Rendement 43,2 t /ha en 2022 grâce au retour de la pluie à la fin de l’été. Le record de 55 t /ha en 2017 n’est pas près d’être battu, compte tenu des déficits pluviométriques.

Environ 10 % des surfaces sont irriguées. La superficie cultivée est de 92 355 ha. Environ 85 % de la production est dédiée à l’industrie. Production : 1,74 Mt en Wallonie et 1,96 Mt en Flandre.

Une diversité de contrats

Aujourd’hui, entre 65 % et 75 % de la production belge de pommes de terre est contractualisée.
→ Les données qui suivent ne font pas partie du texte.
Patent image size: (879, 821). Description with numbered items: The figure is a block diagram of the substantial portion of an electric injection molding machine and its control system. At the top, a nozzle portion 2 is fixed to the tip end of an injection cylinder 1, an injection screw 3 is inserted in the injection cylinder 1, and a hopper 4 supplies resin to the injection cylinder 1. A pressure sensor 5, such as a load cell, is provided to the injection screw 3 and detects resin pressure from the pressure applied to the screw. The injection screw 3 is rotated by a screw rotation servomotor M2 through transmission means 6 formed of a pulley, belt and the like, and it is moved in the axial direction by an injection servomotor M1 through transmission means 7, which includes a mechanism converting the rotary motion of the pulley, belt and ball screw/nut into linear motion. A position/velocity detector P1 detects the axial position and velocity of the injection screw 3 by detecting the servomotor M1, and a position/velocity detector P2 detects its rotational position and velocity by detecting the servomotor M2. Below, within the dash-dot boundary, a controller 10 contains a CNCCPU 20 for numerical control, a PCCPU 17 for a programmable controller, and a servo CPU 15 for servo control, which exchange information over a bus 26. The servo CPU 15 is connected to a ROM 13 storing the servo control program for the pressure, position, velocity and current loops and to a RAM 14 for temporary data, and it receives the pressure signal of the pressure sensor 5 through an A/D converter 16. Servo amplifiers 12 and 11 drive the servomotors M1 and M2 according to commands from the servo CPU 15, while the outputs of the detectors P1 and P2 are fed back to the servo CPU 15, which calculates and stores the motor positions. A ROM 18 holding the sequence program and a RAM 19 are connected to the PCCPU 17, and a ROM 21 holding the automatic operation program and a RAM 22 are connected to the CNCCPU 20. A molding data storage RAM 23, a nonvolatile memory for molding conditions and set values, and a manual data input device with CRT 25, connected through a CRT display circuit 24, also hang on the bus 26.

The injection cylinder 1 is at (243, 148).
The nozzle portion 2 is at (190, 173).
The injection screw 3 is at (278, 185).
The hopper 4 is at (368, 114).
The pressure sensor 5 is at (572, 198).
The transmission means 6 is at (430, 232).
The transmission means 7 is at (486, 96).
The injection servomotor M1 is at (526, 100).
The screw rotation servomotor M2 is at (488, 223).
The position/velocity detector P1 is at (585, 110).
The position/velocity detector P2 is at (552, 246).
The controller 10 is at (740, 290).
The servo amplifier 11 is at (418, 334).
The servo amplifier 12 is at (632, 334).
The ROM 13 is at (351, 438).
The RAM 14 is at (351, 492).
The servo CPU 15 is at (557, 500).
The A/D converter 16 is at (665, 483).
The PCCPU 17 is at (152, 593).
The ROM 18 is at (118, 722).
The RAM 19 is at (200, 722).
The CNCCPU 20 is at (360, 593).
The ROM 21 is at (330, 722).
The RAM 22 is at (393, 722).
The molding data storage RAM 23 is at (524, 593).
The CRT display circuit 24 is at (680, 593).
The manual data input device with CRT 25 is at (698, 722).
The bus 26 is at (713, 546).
Les contrats de pommes de terre conclus avec les industriels revêtent plusieurs formes. Ils portent sur des volumes, sur des superficies, sur des superficies avec un rendement maximum à ne pas dépasser etc.

En matière de prix, plusieurs options sont envisagées : prix fixe, prix mini – maxi, prix de base augmenté d’un pourcentage du prix sur le marché libre.

Les pommes de terre en surplus sont payées au prix du marché libre.

En frais, des contrats sont conclus avec la grande distribution ou avec des petits opérateurs. Une faible partie de la production est commercialisée en vente directe ou en circuit court.